Mes souliers m’ont conté
Vous avez beau vous éloigner… vous y revenez toujours !
Il fut un temps où il ne se passait pas un moment pour évoquer d’une façon ou d’une autre ses origines, ses sources, sa provenance, ses ascendances, ses lignées, ses souches, ses racines, et même son sang… pour signifier ou savoir qui est qui !? Dans d’autres circonstances le retour aux sources est une façon singulière de se retremper dans son passé et celui des siens. Par exemple retourner sur son lieu de naissance, sa maison de naissance… oui le village d’où est originaire toute sa famille.,
Dans les années ‘’90’’ j’ai souvent gravi le chemin qui mène à Tadhart N’Azrou Kolal, le village
familial situé pas très loin des cimes du Djurdjura. Je me rappelle, entre-autres, que lors d’un déplacement, un ami, compagnon du voyage qui nous a mené d’Alger à Ain EL Hammam, me suggéra d’y faire un tour. Une opportunité parmi tant d’autres de rendre une visite de courtoisie à mes oncles et tantes… qui s’y trouvaient pour quelques jours. J’avais répliqué, respectueux des règles de bienséance, ‘’nous pourrons le faire plus tard ou du moins au moment du retour vers Alger’’.
Mustapha qui connaissait la famille insista, considérant que nous avions suffisamment de temps pour aller à leur rencontre, insista en soulignant, ‘’moi, je sais qu’ils seront bien contents de voir arriver leur cousin de Batna’’. Sans hésitation il dit à Kamel de s’arrêter au bas du chemin qui quelques mètres plus loin se transformait en un sentier parfois assez large pour nous permettre de marcher côte à côte et parfois tellement étroit de sorte que nous avancions l’un derrière l’autre, en file indienne. Ce chemin menait vers les premières maisons du village.
Un  chemin qui monte, semblable aux milliers d’autres empruntés depuis la nuit des temps par les habitants de la région. Un sentier au milieu duquel le ruissellement des eaux de pluie avaient creusé de profondes rides sinueuses, ornées de cailloux ronds semblables à des galets et d’autres de formes diverses. 
Mes grands oncles El Hocine et Salah, frères de ma Grand-mère paternelle, occupaient encore une des maisons dont la plupart étaient désertées par les plus jeunes, rendus depuis fort longtemps des citadins bien intégrés. À notre arrivée et avant même de nous inviter à nous asseoir Dada El Hocine, nous dit ‘’Vous avez le temps de prendre un café, n’est-ce pas !?’’ Et, il ajouta ‘’installez vous sous le figuier. Ça ne sera pas long.’’ Il poursuivit d’un air narquois ‘’Te rends-tu compte à quel point la vie a changé’’…  Ma réponse était laconique mais je savais qu’il l’appréciait… ‘‘Il faut bien qu’elle change sinon on ne progresse pas…’’ Et lui de poursuivre sans transition, tout en faisant un clin d’œil à mes amis et accompagnateurs, que je feignais de ne pas voir,  ‘’Depuis que tu fais de la politique tu as appris à parler… ‘’.

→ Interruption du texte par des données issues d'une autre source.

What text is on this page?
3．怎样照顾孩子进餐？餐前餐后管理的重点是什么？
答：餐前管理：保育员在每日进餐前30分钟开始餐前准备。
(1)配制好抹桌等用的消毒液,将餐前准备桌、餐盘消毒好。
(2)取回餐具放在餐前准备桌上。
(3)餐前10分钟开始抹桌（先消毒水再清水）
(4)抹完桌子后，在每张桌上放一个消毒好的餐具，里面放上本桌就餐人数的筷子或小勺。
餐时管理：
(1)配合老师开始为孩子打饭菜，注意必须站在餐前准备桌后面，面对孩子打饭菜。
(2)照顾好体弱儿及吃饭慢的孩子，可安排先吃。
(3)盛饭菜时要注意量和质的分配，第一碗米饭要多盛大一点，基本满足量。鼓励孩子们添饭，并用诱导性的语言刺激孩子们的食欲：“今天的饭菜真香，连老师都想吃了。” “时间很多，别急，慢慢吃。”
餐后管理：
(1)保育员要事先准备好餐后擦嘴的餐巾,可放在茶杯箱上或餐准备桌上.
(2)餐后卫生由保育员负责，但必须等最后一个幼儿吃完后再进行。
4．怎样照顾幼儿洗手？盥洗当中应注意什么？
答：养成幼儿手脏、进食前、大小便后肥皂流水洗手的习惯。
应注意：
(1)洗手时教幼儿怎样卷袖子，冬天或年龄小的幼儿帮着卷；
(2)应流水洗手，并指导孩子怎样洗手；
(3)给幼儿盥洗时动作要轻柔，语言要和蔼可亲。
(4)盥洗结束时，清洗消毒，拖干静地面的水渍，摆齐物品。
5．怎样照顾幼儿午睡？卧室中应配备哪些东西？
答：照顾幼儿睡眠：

Je souriais et le laissais faire la conversation. Il expliquait avec moult détails, comment, pourquoi et à quel moment, mon arrière grand père Ali, le bâtisseur, avait décidé de quitter la Kabylie pour s’installer dans les Aurès. ‘’Vous savez, nous dit-il, vous avez beau vous éloignez du nid familial, vous y revenez toujoursun jour ou l’autre. Vous revenez avec un regard neuf, une vision neuve, un amour neuf, une compréhension de la vie différente de celle que les anciens avaient’’.
Mustapha, participait à la conversation alors que Kamel, se faisait discret sans  perdre un mot de la conversation. En fait, Mustapha, n’hésitait pas à dire qu’en ce qui le concerne il passait presque tous ses Week-ends avec son frère à Ain El Hammam alors que s’il n’insistait pas nous resterions toujours à Alger… Et mon oncle tout en hochant la tête, nous invitait à suivre son exemple, ‘’vous savez, les jeunes, l’air de la montagne est bon pour les poumons et une nuit de sommeil à proximité du Djurdjura vaut mille nuits à Alger... vous devriez revenir plus souvent !

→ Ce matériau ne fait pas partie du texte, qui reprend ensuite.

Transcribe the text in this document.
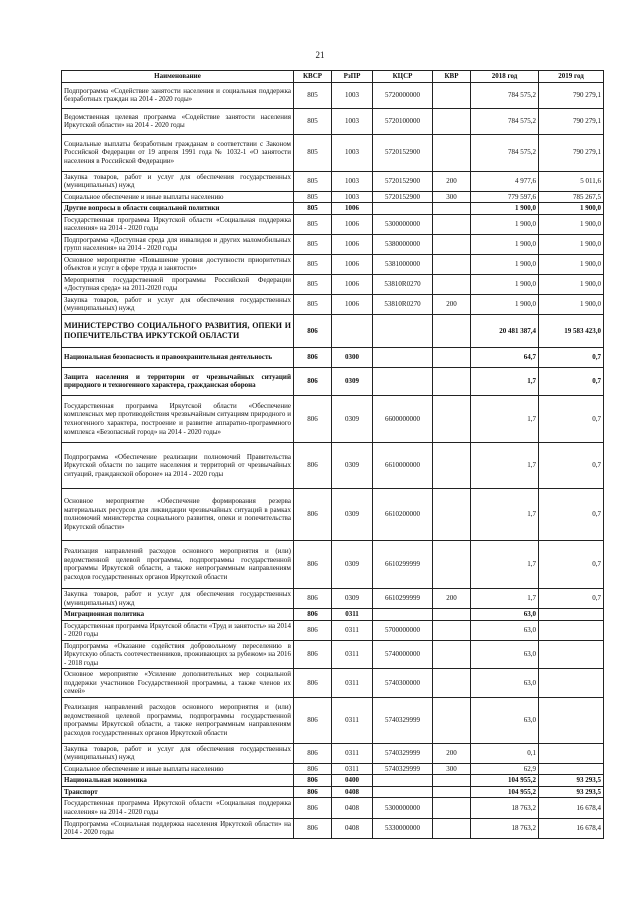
21
Наименование	КВСР	РзПР	КЦСР	КВР	2018 год	2019 год
Подпрограмма «Содействие занятости населения и социальная поддержка безработных граждан на 2014 - 2020 годы»	805	1003	5720000000		784 575,2	790 279,1
Ведомственная целевая программа «Содействие занятости населения Иркутской области» на 2014 - 2020 годы	805	1003	5720100000		784 575,2	790 279,1
Социальные выплаты безработным гражданам в соответствии с Законом Российской Федерации от 19 апреля 1991 года № 1032-1 «О занятости населения в Российской Федерации»	805	1003	5720152900		784 575,2	790 279,1
Закупка товаров, работ и услуг для обеспечения государственных (муниципальных) нужд	805	1003	5720152900	200	4 977,6	5 011,6
Социальное обеспечение и иные выплаты населению	805	1003	5720152900	300	779 597,6	785 267,5
Другие вопросы в области социальной политики	805	1006			1 900,0	1 900,0
Государственная программа Иркутской области «Социальная поддержка населения» на 2014 - 2020 годы	805	1006	5300000000		1 900,0	1 900,0
Подпрограмма «Доступная среда для инвалидов и других маломобильных групп населения» на 2014 - 2020 годы	805	1006	5380000000		1 900,0	1 900,0
Основное мероприятие «Повышение уровня доступности приоритетных объектов и услуг в сфере труда и занятости»	805	1006	5381000000		1 900,0	1 900,0
Мероприятия государственной программы Российской Федерации «Доступная среда» на 2011-2020 годы	805	1006	53810R0270		1 900,0	1 900,0
Закупка товаров, работ и услуг для обеспечения государственных (муниципальных) нужд	805	1006	53810R0270	200	1 900,0	1 900,0
МИНИСТЕРСТВО СОЦИАЛЬНОГО РАЗВИТИЯ, ОПЕКИ И ПОПЕЧИТЕЛЬСТВА ИРКУТСКОЙ ОБЛАСТИ	806				20 481 387,4	19 583 423,0
Национальная безопасность и правоохранительная деятельность	806	0300			64,7	0,7
Защита населения и территории от чрезвычайных ситуаций природного и техногенного характера, гражданская оборона	806	0309			1,7	0,7
Государственная программа Иркутской области «Обеспечение комплексных мер противодействия чрезвычайным ситуациям природного и техногенного характера, построение и развитие аппаратно-программного комплекса «Безопасный город» на 2014 - 2020 годы»	806	0309	6600000000		1,7	0,7
Подпрограмма «Обеспечение реализации полномочий Правительства Иркутской области по защите населения и территорий от чрезвычайных ситуаций, гражданской обороне» на 2014 - 2020 годы	806	0309	6610000000		1,7	0,7
Основное мероприятие «Обеспечение формирования резерва материальных ресурсов для ликвидации чрезвычайных ситуаций в рамках полномочий министерства социального развития, опеки и попечительства Иркутской области»	806	0309	6610200000		1,7	0,7
Реализация направлений расходов основного мероприятия и (или) ведомственной целевой программы, подпрограммы государственной программы Иркутской области, а также непрограммным направлениям расходов государственных органов Иркутской области	806	0309	6610299999		1,7	0,7
Закупка товаров, работ и услуг для обеспечения государственных (муниципальных) нужд	806	0309	6610299999	200	1,7	0,7
Миграционная политика	806	0311			63,0	
Государственная программа Иркутской области «Труд и занятость» на 2014 - 2020 годы	806	0311	5700000000		63,0	
Подпрограмма «Оказание содействия добровольному переселению в Иркутскую область соотечественников, проживающих за рубежом» на 2016 - 2018 годы	806	0311	5740000000		63,0	
Основное мероприятие «Усиление дополнительных мер социальной поддержки участников Государственной программы, а также членов их семей»	806	0311	5740300000		63,0	
Реализация направлений расходов основного мероприятия и (или) ведомственной целевой программы, подпрограммы государственной программы Иркутской области, а также непрограммным направлениям расходов государственных органов Иркутской области	806	0311	5740329999		63,0	
Закупка товаров, работ и услуг для обеспечения государственных (муниципальных) нужд	806	0311	5740329999	200	0,1	
Социальное обеспечение и иные выплаты населению	806	0311	5740329999	300	62,9	
Национальная экономика	806	0400			104 955,2	93 293,5
Транспорт	806	0408			104 955,2	93 293,5
Государственная программа Иркутской области «Социальная поддержка населения» на 2014 - 2020 годы	806	0408	5300000000		18 763,2	16 678,4
Подпрограмма «Социальная поддержка населения Иркутской области» на 2014 - 2020 годы	806	0408	5330000000		18 763,2	16 678,4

Kamel se hasarda avec un ‘’ça serait en effet intéressant de venir vous donner un coup de main dans le petit jardin si en même temps vous nous parlez un peu plus de l’histoire des gens du village’’. Et, mon oncle de partir d’un rire rauque Ah ! Toi aussi tu as appris à poser des conditions, crois-tu que j’ai besoin de vous pour faire pousser quelques salades ? Rappelle-moi déjà ton nom !?

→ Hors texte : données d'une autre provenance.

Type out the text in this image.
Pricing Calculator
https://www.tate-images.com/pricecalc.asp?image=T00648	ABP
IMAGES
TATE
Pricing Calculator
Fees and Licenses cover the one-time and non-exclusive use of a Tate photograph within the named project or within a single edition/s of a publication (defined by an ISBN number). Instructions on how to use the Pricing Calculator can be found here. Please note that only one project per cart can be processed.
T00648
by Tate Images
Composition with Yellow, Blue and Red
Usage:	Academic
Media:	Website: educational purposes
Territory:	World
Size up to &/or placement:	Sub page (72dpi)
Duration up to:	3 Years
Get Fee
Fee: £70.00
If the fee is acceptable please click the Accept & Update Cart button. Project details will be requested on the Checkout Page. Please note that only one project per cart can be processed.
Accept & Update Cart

Je suis un Ait Mebarek, répondit Kamel.
Qui est ton père ?
C’est Da L’hacène.
Ah ! Bon, serais-tu le fils de Dhahbia ?
Oui ! répondit Kamel.
Donc, toi aussi tu es de la famille. Ton père était un brave homme honnête et courageux… Que devient ton frère Hamid, c’est l’ainé, n’est-ce pas !? Lui aussi est comme ton père. Il a su être un bon chef de famille. Dis-lui de venir me voir.
Nous primes le café qu’il nous servi tout en poursuivant notre conversation. Une heure plus tard nous étions sur la route à analyser ce qu’il nous avait dit. Il ressortit de celle-ci, notamment, que ces anciens sont une mémoire vivante de leur histoire, de celle de la famille et bien entendu de la région. Il fallait réfléchir à la façon de les faire parler et d’enregistrer tout ce qu’ils pouvaient nous raconter.
Ferid Chikhi

28 avr. 2014

Un Numide en Amérique du Nord - 216

Les vrais indépendantistes et les ‘’intermittents’’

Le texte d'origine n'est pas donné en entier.